Opinião

Crítica: Oscar 2022

Particularmente, não gosto de escrever críticas de premiações. Em sua essência, premiações não saem de…

Particularmente, não gosto de escrever críticas de premiações. Em sua essência, premiações não saem de um molde engessado cujo padrão é apresentar categorias e entregar prêmios. Ponto. Ou seja: em sua essência, é naturalmente algo chato de ver.

Claro, uma premiação pode ter momentos mais criativos do que em outras edições e tudo isso vale muito de seus artistas envolvidos, e claro, da imprevisibilidade da televisão ao vivo. E são nessas escolhas que vou martelar e aproveitar para falar do Oscar deste ano. Porque? Por que ele merece.

Então vamos direto ao momento mais lembrado: Will Smith batendo na cara de Chris Rock ao vivo após uma piada que não gostou. A piada foi fora de tom e desnecessária? Sim. Mas Smith também é comediante e deveria saber lidar com piadas pesadas. E caso não gostasse (como se provou), que usasse seu tempo de palco, e influência como artista, para criticar pacificamente. Nada justifica agressão ao vivo em uma festa para celebrar o cinema, e com milhões de pessoas assistindo. Principalmente vindo de um ator que prega amor e proteger as pessoas – algo que ele ressaltou em seu discurso de vitória quando ganhou o prêmio de Melhor Ator por “King Richard”. Parabéns pela intenção de proteger a esposa com alopecia (doença que causa perda de cabelo e tema da piada de Rock), mas repito: sair do lugar e agredir publicamente na televisão outra pessoa não é o caminho.
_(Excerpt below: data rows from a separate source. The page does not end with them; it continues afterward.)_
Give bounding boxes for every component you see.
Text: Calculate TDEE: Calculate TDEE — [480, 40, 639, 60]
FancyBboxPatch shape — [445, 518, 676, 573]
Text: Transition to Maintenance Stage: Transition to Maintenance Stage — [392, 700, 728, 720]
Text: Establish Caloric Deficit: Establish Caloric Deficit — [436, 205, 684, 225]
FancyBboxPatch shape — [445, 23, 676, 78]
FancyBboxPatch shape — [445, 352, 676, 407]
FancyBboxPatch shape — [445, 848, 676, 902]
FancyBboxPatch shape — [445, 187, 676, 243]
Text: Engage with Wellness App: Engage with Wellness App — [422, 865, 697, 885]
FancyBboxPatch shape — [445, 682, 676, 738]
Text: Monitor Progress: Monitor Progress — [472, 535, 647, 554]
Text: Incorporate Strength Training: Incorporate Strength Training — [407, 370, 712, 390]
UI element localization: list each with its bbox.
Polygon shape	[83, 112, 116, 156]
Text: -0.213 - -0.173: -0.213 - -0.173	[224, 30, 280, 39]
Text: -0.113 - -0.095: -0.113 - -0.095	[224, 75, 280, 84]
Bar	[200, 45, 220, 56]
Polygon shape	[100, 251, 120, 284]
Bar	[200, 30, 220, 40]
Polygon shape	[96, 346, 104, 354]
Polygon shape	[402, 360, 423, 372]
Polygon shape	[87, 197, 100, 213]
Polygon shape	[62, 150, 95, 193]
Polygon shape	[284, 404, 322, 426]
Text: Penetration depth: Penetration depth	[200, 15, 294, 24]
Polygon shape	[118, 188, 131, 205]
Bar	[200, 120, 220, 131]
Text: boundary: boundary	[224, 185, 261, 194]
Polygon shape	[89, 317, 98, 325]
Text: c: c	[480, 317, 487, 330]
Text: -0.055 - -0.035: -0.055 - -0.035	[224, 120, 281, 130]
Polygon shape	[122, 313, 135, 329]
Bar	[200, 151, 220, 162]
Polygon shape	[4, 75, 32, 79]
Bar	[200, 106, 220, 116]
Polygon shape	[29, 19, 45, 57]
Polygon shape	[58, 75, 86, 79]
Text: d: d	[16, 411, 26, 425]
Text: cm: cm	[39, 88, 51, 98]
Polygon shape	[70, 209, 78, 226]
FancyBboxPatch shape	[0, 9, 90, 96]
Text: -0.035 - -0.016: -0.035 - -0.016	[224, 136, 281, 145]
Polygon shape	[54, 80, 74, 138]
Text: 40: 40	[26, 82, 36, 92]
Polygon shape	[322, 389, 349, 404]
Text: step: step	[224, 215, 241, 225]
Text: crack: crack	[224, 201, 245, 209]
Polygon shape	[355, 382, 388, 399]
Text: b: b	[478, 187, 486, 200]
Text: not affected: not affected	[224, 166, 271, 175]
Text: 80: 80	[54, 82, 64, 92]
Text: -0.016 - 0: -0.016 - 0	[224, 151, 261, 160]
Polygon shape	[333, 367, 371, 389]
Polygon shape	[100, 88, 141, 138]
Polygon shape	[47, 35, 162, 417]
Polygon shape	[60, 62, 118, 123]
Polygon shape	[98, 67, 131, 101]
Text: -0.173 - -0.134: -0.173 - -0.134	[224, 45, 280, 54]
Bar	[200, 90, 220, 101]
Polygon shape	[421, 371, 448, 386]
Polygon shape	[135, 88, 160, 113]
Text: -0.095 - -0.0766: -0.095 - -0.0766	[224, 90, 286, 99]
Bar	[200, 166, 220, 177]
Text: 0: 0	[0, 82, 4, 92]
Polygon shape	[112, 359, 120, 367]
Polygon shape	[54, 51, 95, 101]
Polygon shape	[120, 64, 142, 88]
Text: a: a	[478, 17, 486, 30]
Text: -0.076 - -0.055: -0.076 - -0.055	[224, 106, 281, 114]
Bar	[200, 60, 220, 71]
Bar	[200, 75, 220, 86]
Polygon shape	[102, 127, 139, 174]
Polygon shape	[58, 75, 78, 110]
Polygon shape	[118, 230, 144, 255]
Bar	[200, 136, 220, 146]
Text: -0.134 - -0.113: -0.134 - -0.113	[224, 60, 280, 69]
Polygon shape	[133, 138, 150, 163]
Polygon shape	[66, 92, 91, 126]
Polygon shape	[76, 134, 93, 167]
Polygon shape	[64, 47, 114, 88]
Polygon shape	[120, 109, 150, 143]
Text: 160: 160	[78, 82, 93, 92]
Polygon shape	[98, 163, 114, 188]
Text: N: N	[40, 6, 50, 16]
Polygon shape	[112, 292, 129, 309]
Diante de tudo que Smith prega, tal atitude é no mínimo hipocrisia. Defender alguém não, necessariamente, requer violência e ali, naquele momento, não era necessário. Podia até ter subido no palco e interrompido o discurso de Rock, mas bater? Não precisava!

Outra escolha equivocada e desrespeitosa foi a decisão de premiar oito categorias antes do início da festa, e mostrar a gravação durante a transmissão ao vivo. A intenção era diminuir a duração da festa e criar um show mais objetivo, mas isto não faz sentido quando você, ao mesmo tempo, chama três comediantes para apresentar e até coloca um número musical que sequer foi indicado ao prêmio de Melhor Canção. A essência do Oscar é homenagear os melhores profissionais da indústria do cinema, e quando você tira isso e seu plano inicial não dá certo, é no mínimo falta de respeito.

E que homenagens mal escritas ao longo da festa. Decidiram homenagear “O Poderoso Chefão” e colocaram Al Pacino, Robert De Niro e o diretor Francis Ford Coppola no palco! Algo maravilhoso e que faz sentido, mas ao fim, Pacino e De Niro não falam nem um oi? Duas lendas do cinema! Seria melhor ter colocado os dois atores para introduzir Coppola ao palco (muito mais oportuno).

E o que falar de três atletas que foram chamados para apresentar a homenagem dos 60 anos de 007? Será que Pierce Brosnan, Daniel Craig ou qualquer outro ator envolvido no legado do personagem não estava disponível? Bem, Javier Bardem foi o melhor vilão da franquia Bond e estava presente. Não faz sentido!

Daí chegamos ao desconfortável In Memorian, parte da festa onde se homenageia os profissionais do cinema que morreram no ano anterior. Esta parte é para prestigiar os falecidos, mas tiraram o foco totalmente deles para dar mais evidência à um coral animado demais e muito chamativo. Mas gostei das inserções de outros atores para falar de alguns artistas específicos.

Confesso que o trio de apresentadoras, ainda que continue considerando desnecessário três comediantes juntas para a função, foi de longe o menor dos problemas. Pelo contrário, Amy Schumer (uma comediante que não sou muito fã) foi responsável por algumas das melhores piadas da noite, e o mesmo para Wanda Sykes e Regina Hall toda assanhada. Teve seus momentos e não prejudicou.

Mas ao fim, temos mais um Oscar onde a sensação é uma celebração cheia de oportunidades perdidas. Perderam a chance de colocar três atores do Homem-Aranha no palco, em um ano onde “Homem-Aranha: Sem Volta Para Casa”, de fato, salvou os cinemas e é a maior bilheteria de 2021. Sem falar que ter novamente um encontro dos três astros no palco do Oscar seria inesquecível.

E tudo que vamos lembrar é do tapa do Will Smith. Um equívoco que tirou a ênfase de discursos emocionantes e fez a festa terminar com um gostinho azedo na boca. Algo que era para ser positivo, terminou desconfortável. A própria Amy Schumer fez piada com isso. Enfim, vida segue. Que venha 2023!